Pensiamo all'apparente facilità con la quale il duo Salza-Iozzo ha potuto chiudere una storia centenaria di una banca in grande salute per ottemperare ai desiderata dei poteri forti dell'economia e della finanza e dei loro rappresentanti politici, assumendoli come unico metro di giudizio. Pensiamo all'acquiescenza o impotenza dimostrata da tutti gli altri possibili protagonisti della vicenda (dalla Compagnia alle Istituzioni locali).
Pensiamo, ovviamente, alla leggendaria fuga di Iozzo che, pochi giorni dopo aver magnificato (in pubblico) la superfusione, se ne va al Servizio del Paese (non prima di aver intasato la posta elettronica della banca con un penoso messaggio di commiato) lasciando allo sbando la sua tradizionale cordata di comando. Ai fedelissimi (compresi alcuni sindacalisti) non resta che ripetere, parafrasando Jesus Christ Superstar: "E' la fine; è solo un po' più dura quando è causata dagli amici".
E, infine, pensiamo allo squagliamento ed ai balbettii di tanti dirigenti, capi e capetti tra i quali un posto d'onore spetta alla mitica gerarchia della Direzione Personale.
Quella, tanto per capirci, che in nome del supremo interesse aziendale ti faceva sudare le proverbiali sette camicie per un trasferimento o per una guardia di fronte ad uno sportello plurirapinato e che, in pochi giorni, ha adottato il nuovo motto "si salvi chi può", con tanti alla ricerca di un buon ritiro in qualche controllata, e altri con in tasca un contratto di consulenza per i nuovi padroni.
Intanto Salza manda videomessaggi di auguri (molti dei quali restituiti al mittente) e, insofferente ad ogni obiezione, allude con i fedelissimi ad una sorta di "resistenza verde" in attesa di tempi migliori. Grottesco, ma c'e' chi prova a crederci stringendosi attorno a Modiano, il DG precario. Altra vicenda paradossale la sua (che almeno ha detto quello che pensava), convinto a restare da un politico con i baffi (e dalla moglie) e che si trova adesso a reggere vessilli non propri (lui, milanese, con una vita in Unicredit e contrario al progetto…).

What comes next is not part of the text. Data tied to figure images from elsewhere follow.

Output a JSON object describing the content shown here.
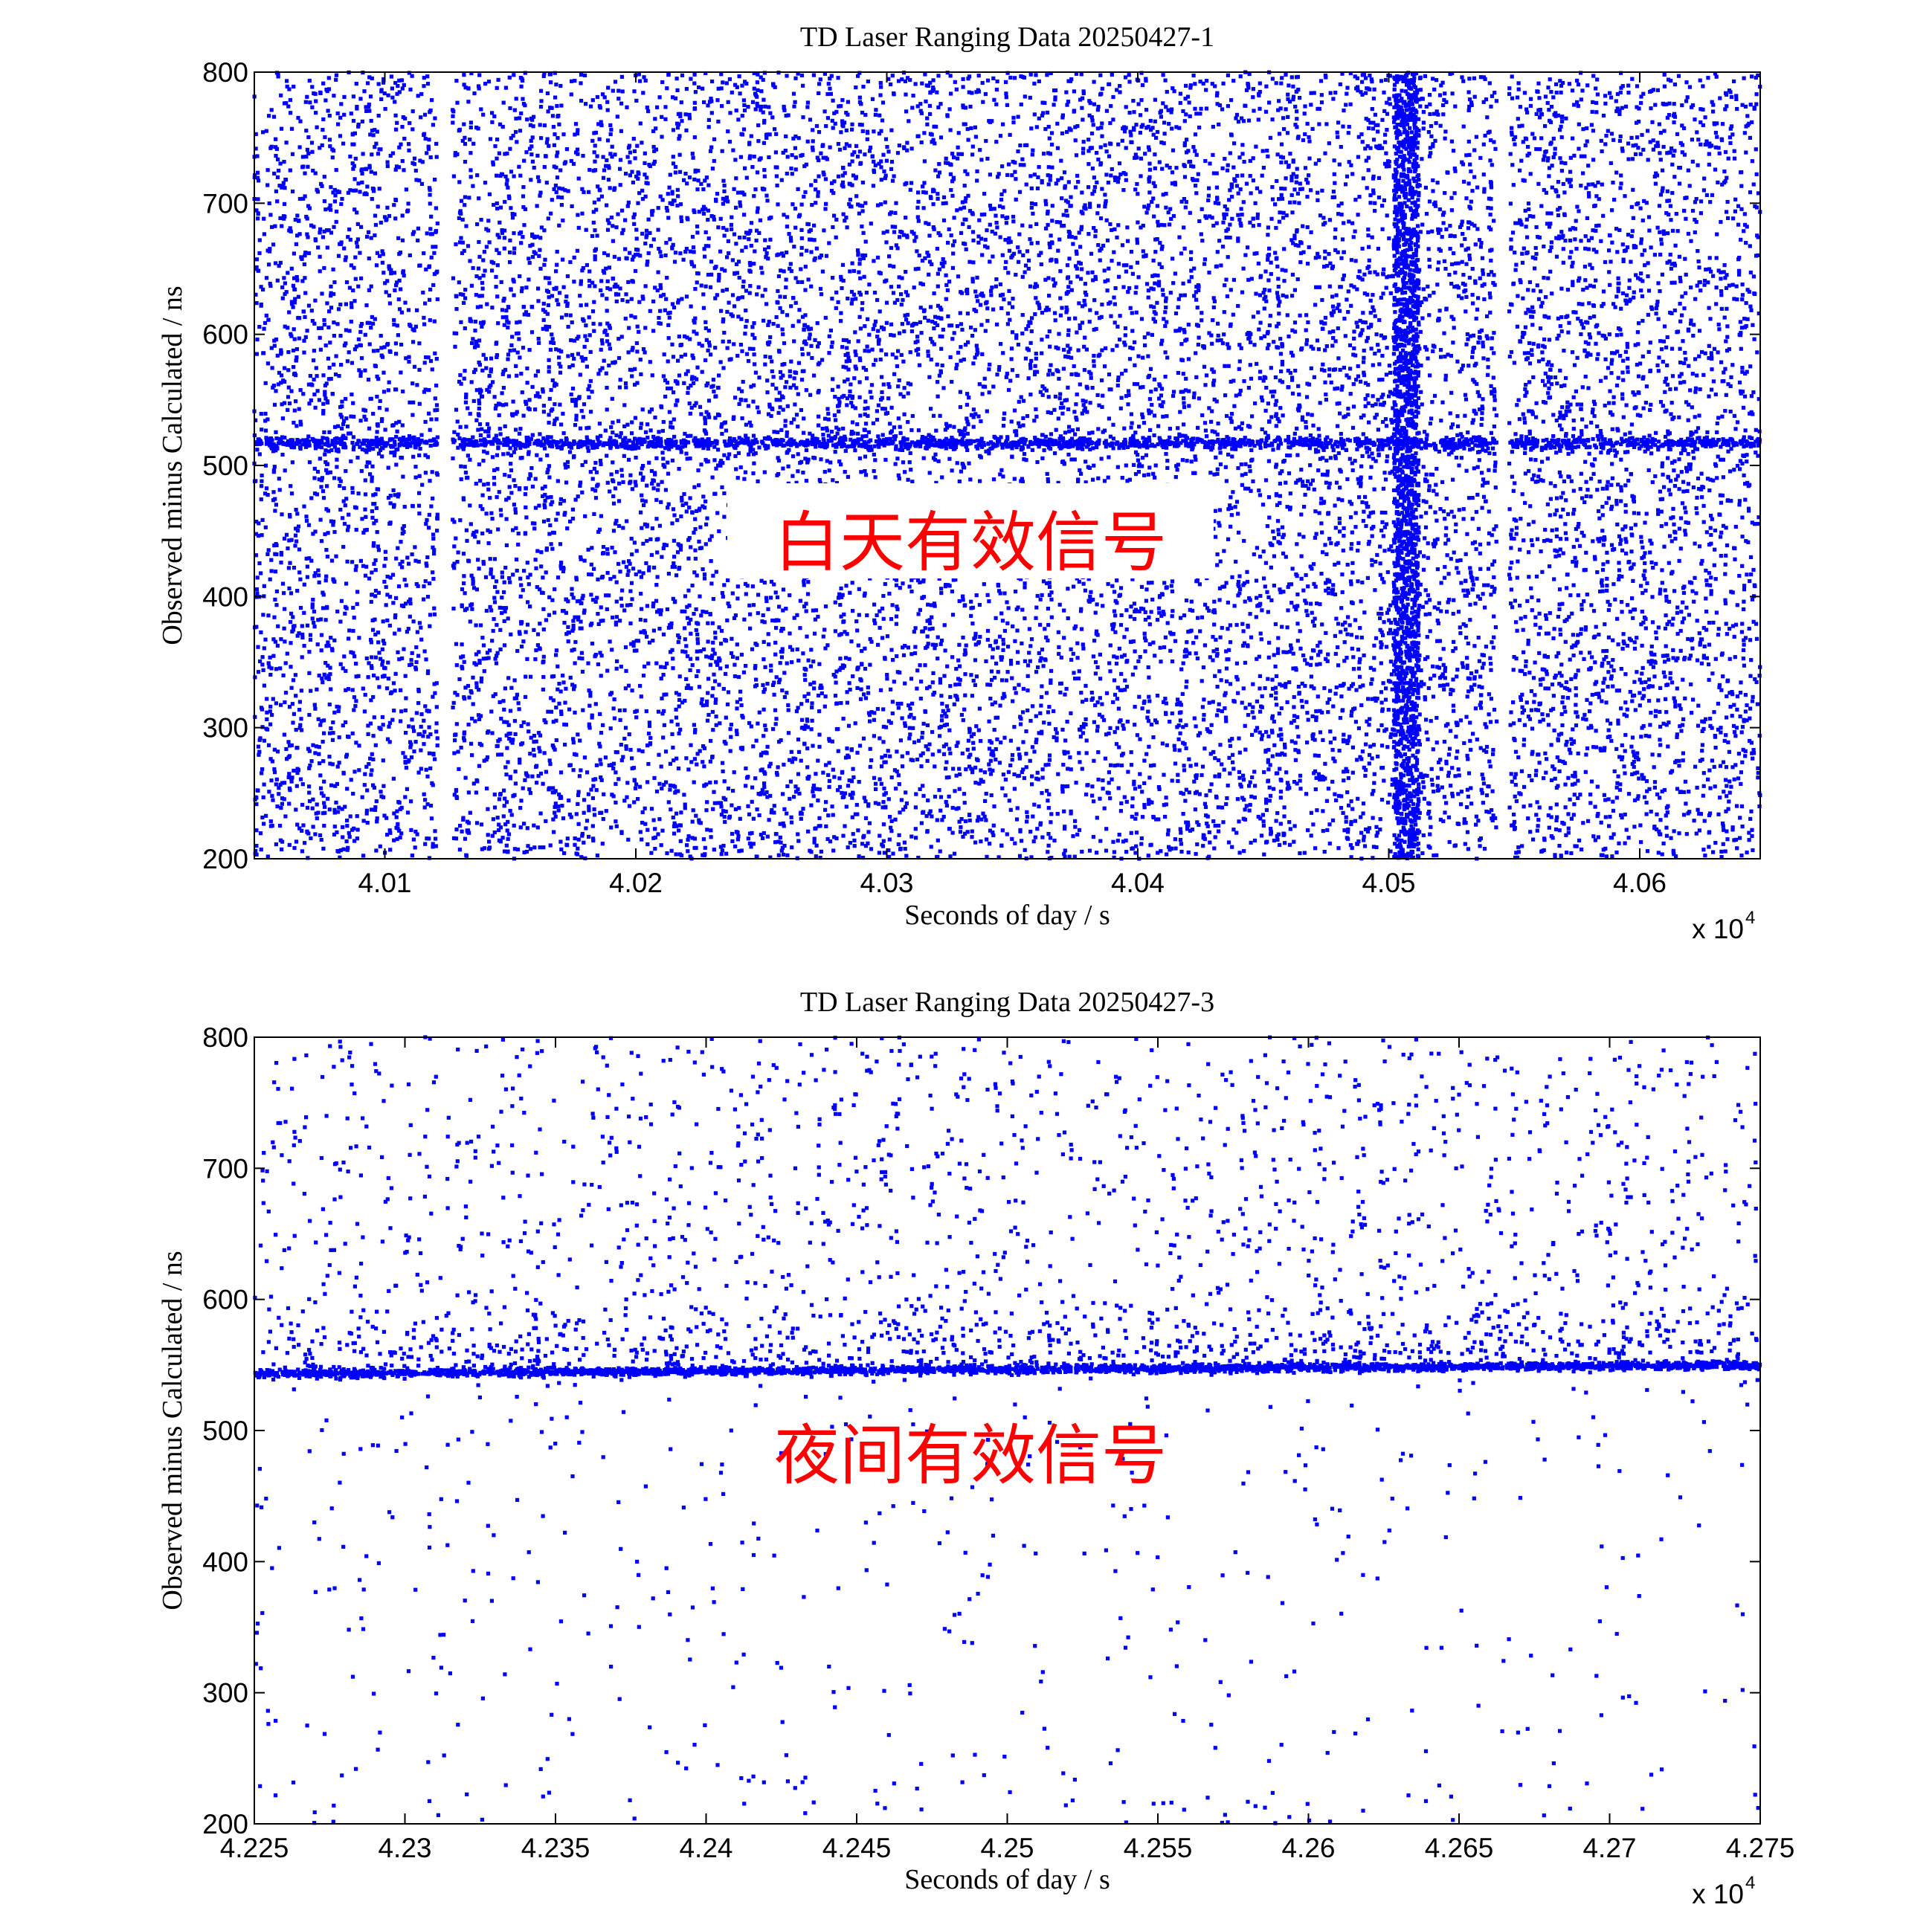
{
  "chart_data": [
    {
      "type": "scatter",
      "title": "TD Laser Ranging Data 20250427-1",
      "xlabel": "Seconds of day / s",
      "ylabel": "Observed minus Calculated / ns",
      "x_multiplier": "x 10",
      "x_multiplier_exponent": "4",
      "xlim": [
        4.0048,
        4.0648
      ],
      "ylim": [
        200,
        800
      ],
      "xticks": [
        4.01,
        4.02,
        4.03,
        4.04,
        4.05,
        4.06
      ],
      "xtick_labels": [
        "4.01",
        "4.02",
        "4.03",
        "4.04",
        "4.05",
        "4.06"
      ],
      "yticks": [
        200,
        300,
        400,
        500,
        600,
        700,
        800
      ],
      "ytick_labels": [
        "200",
        "300",
        "400",
        "500",
        "600",
        "700",
        "800"
      ],
      "grid": false,
      "marker_color": "#0000ff",
      "annotation": "白天有效信号",
      "annotation_color": "#ff0000",
      "signal_track": {
        "x": [
          4.0048,
          4.0648
        ],
        "y": [
          517,
          517
        ]
      },
      "data_gaps_x": [
        [
          4.0121,
          4.0127
        ],
        [
          4.0543,
          4.0548
        ]
      ],
      "dense_band_x": [
        4.0502,
        4.0512
      ]
    },
    {
      "type": "scatter",
      "title": "TD Laser Ranging Data 20250427-3",
      "xlabel": "Seconds of day / s",
      "ylabel": "Observed minus Calculated / ns",
      "x_multiplier": "x 10",
      "x_multiplier_exponent": "4",
      "xlim": [
        4.225,
        4.275
      ],
      "ylim": [
        200,
        800
      ],
      "xticks": [
        4.225,
        4.23,
        4.235,
        4.24,
        4.245,
        4.25,
        4.255,
        4.26,
        4.265,
        4.27,
        4.275
      ],
      "xtick_labels": [
        "4.225",
        "4.23",
        "4.235",
        "4.24",
        "4.245",
        "4.25",
        "4.255",
        "4.26",
        "4.265",
        "4.27",
        "4.275"
      ],
      "yticks": [
        200,
        300,
        400,
        500,
        600,
        700,
        800
      ],
      "ytick_labels": [
        "200",
        "300",
        "400",
        "500",
        "600",
        "700",
        "800"
      ],
      "grid": false,
      "marker_color": "#0000ff",
      "annotation": "夜间有效信号",
      "annotation_color": "#ff0000",
      "signal_track": {
        "x": [
          4.225,
          4.275
        ],
        "y": [
          543,
          550
        ]
      }
    }
  ]
}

Sono storie davvero esemplari ed è per questo che, pur comprendendo l'amarezza di tanti sanpaolini (e molti di noi condividendola), vogliamo che a prevalere sia la capacità di ragionare e di trarre anche da questa vicenda utili insegnamenti per il futuro.

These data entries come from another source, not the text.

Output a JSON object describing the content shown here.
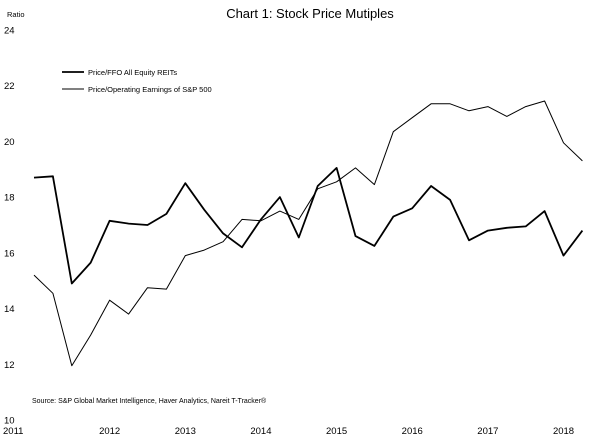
{
  "chart_data": {
    "type": "line",
    "title": "Chart 1: Stock Price Mutiples",
    "ylabel": "Ratio",
    "xlabel": "",
    "ylim": [
      10,
      24
    ],
    "yticks": [
      10,
      12,
      14,
      16,
      18,
      20,
      22,
      24
    ],
    "xlim": [
      2011.0,
      2018.35
    ],
    "xticks": [
      "2011",
      "2012",
      "2013",
      "2014",
      "2015",
      "2016",
      "2017",
      "2018"
    ],
    "grid": false,
    "legend_position": "upper-left",
    "source": "Source: S&P Global Market Intelligence, Haver Analytics, Nareit T-Tracker®",
    "series": [
      {
        "name": "Price/FFO All Equity REITs",
        "x": [
          2011.0,
          2011.25,
          2011.5,
          2011.75,
          2012.0,
          2012.25,
          2012.5,
          2012.75,
          2013.0,
          2013.25,
          2013.5,
          2013.75,
          2014.0,
          2014.25,
          2014.5,
          2014.75,
          2015.0,
          2015.25,
          2015.5,
          2015.75,
          2016.0,
          2016.25,
          2016.5,
          2016.75,
          2017.0,
          2017.25,
          2017.5,
          2017.75,
          2018.0,
          2018.25
        ],
        "y": [
          18.7,
          18.75,
          14.9,
          15.65,
          17.15,
          17.05,
          17.0,
          17.4,
          18.5,
          17.55,
          16.7,
          16.2,
          17.2,
          18.0,
          16.55,
          18.4,
          19.05,
          16.6,
          16.25,
          17.3,
          17.6,
          18.4,
          17.9,
          16.45,
          16.8,
          16.9,
          16.95,
          17.5,
          15.9,
          16.8
        ]
      },
      {
        "name": "Price/Operating Earnings of S&P 500",
        "x": [
          2011.0,
          2011.25,
          2011.5,
          2011.75,
          2012.0,
          2012.25,
          2012.5,
          2012.75,
          2013.0,
          2013.25,
          2013.5,
          2013.75,
          2014.0,
          2014.25,
          2014.5,
          2014.75,
          2015.0,
          2015.25,
          2015.5,
          2015.75,
          2016.0,
          2016.25,
          2016.5,
          2016.75,
          2017.0,
          2017.25,
          2017.5,
          2017.75,
          2018.0,
          2018.25
        ],
        "y": [
          15.2,
          14.55,
          11.95,
          13.05,
          14.3,
          13.8,
          14.75,
          14.7,
          15.9,
          16.1,
          16.4,
          17.2,
          17.15,
          17.5,
          17.2,
          18.3,
          18.55,
          19.05,
          18.45,
          20.35,
          20.85,
          21.35,
          21.35,
          21.1,
          21.25,
          20.9,
          21.25,
          21.45,
          19.95,
          19.3
        ]
      }
    ]
  }
}
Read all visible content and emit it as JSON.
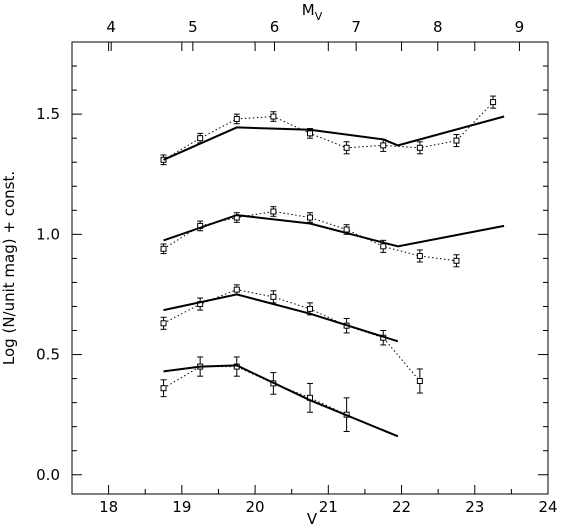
{
  "chart_data": {
    "type": "line",
    "xlabel": "V",
    "ylabel": "Log (N/unit mag) + const.",
    "top_axis_label": "M",
    "top_axis_label_sub": "V",
    "xlim": [
      17.5,
      24.0
    ],
    "ylim": [
      -0.08,
      1.8
    ],
    "top_xlim_mv": [
      3.52,
      9.35
    ],
    "x_ticks": [
      "18",
      "19",
      "20",
      "21",
      "22",
      "23",
      "24"
    ],
    "x_tick_values": [
      18,
      19,
      20,
      21,
      22,
      23,
      24
    ],
    "top_ticks": [
      "4",
      "5",
      "6",
      "7",
      "8",
      "9"
    ],
    "top_tick_values": [
      4,
      5,
      6,
      7,
      8,
      9
    ],
    "y_ticks": [
      "0.0",
      "0.5",
      "1.0",
      "1.5"
    ],
    "y_tick_values": [
      0.0,
      0.5,
      1.0,
      1.5
    ],
    "grid": false,
    "legend": "none",
    "series": [
      {
        "style": "dotted-points-with-errorbars",
        "x": [
          18.75,
          19.25,
          19.75,
          20.25,
          20.75,
          21.25,
          21.75,
          22.25,
          22.75,
          23.25
        ],
        "y": [
          1.31,
          1.4,
          1.48,
          1.49,
          1.42,
          1.36,
          1.37,
          1.36,
          1.39,
          1.55
        ],
        "err": [
          0.02,
          0.02,
          0.02,
          0.02,
          0.02,
          0.025,
          0.025,
          0.025,
          0.025,
          0.025
        ]
      },
      {
        "style": "solid-model",
        "x": [
          18.75,
          19.75,
          20.75,
          21.75,
          21.95,
          23.4
        ],
        "y": [
          1.31,
          1.445,
          1.435,
          1.395,
          1.37,
          1.49
        ]
      },
      {
        "style": "dotted-points-with-errorbars",
        "x": [
          18.75,
          19.25,
          19.75,
          20.25,
          20.75,
          21.25,
          21.75,
          22.25,
          22.75
        ],
        "y": [
          0.94,
          1.035,
          1.07,
          1.095,
          1.07,
          1.02,
          0.95,
          0.91,
          0.89
        ],
        "err": [
          0.02,
          0.02,
          0.02,
          0.02,
          0.02,
          0.02,
          0.025,
          0.025,
          0.025
        ]
      },
      {
        "style": "solid-model",
        "x": [
          18.75,
          19.75,
          20.75,
          21.95,
          23.4
        ],
        "y": [
          0.975,
          1.08,
          1.045,
          0.95,
          1.035
        ]
      },
      {
        "style": "dotted-points-with-errorbars",
        "x": [
          18.75,
          19.25,
          19.75,
          20.25,
          20.75,
          21.25,
          21.75,
          22.25
        ],
        "y": [
          0.63,
          0.71,
          0.77,
          0.74,
          0.69,
          0.62,
          0.57,
          0.39
        ],
        "err": [
          0.025,
          0.025,
          0.02,
          0.025,
          0.025,
          0.03,
          0.03,
          0.05
        ]
      },
      {
        "style": "solid-model",
        "x": [
          18.75,
          19.75,
          20.75,
          21.95
        ],
        "y": [
          0.685,
          0.75,
          0.67,
          0.555
        ]
      },
      {
        "style": "dotted-points-with-errorbars",
        "x": [
          18.75,
          19.25,
          19.75,
          20.25,
          20.75,
          21.25
        ],
        "y": [
          0.36,
          0.45,
          0.45,
          0.38,
          0.32,
          0.25
        ],
        "err": [
          0.035,
          0.04,
          0.04,
          0.045,
          0.06,
          0.07
        ]
      },
      {
        "style": "solid-model",
        "x": [
          18.75,
          19.25,
          19.75,
          20.75,
          21.95
        ],
        "y": [
          0.43,
          0.45,
          0.455,
          0.31,
          0.16
        ]
      }
    ]
  }
}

L'album dell'ultimo anno di storia del Sanpaolo si apre con tanti colleghi che (travolti dall'entusiasmo per l'evento olimpico) correvano a farsi fotografare con il presidente in fiaccola e tuta da ginnastica; prosegue con tante affollatissime convention con ricchi premi, cotillons ed applausi fragorosi per i risultati conseguiti; si chiude con la ricerca in qualche cassetto del vecchio Integrativo, che viene interrogato ansiosamente alla ricerca delle tutele sindacali esistenti, sperando di non essere venduti con la propria scrivania o traslocati un po' troppo lontano. Nuove sfide e nuove opportunità, si diceva.

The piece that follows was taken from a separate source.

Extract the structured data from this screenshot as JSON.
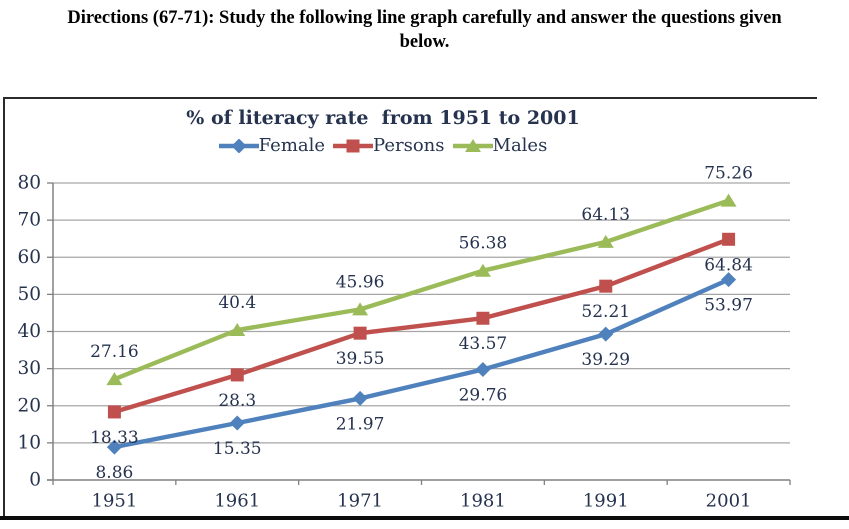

Per quanto ci riguarda, abbiamo la coscienza a posto. In questi mesi, pur esclusi dalla contrattazione ufficiale, abbiamo svolto un ruolo di primo piano assicurando ai lavoratori un costante flusso di informazioni, denunciando ai mass-media ciò che stava accadendo, sollecitando forze politiche e istituzioni locali, organizzando il presidio davanti all'assemblea degli azionisti ed un convegno sulle possibili ricadute della fusione su lavoratori e clientela, pressando le altre sigle sindacali affinché organizzassero assemblee, criticando i primi accordi a perdere, suggerendo soluzioni diverse.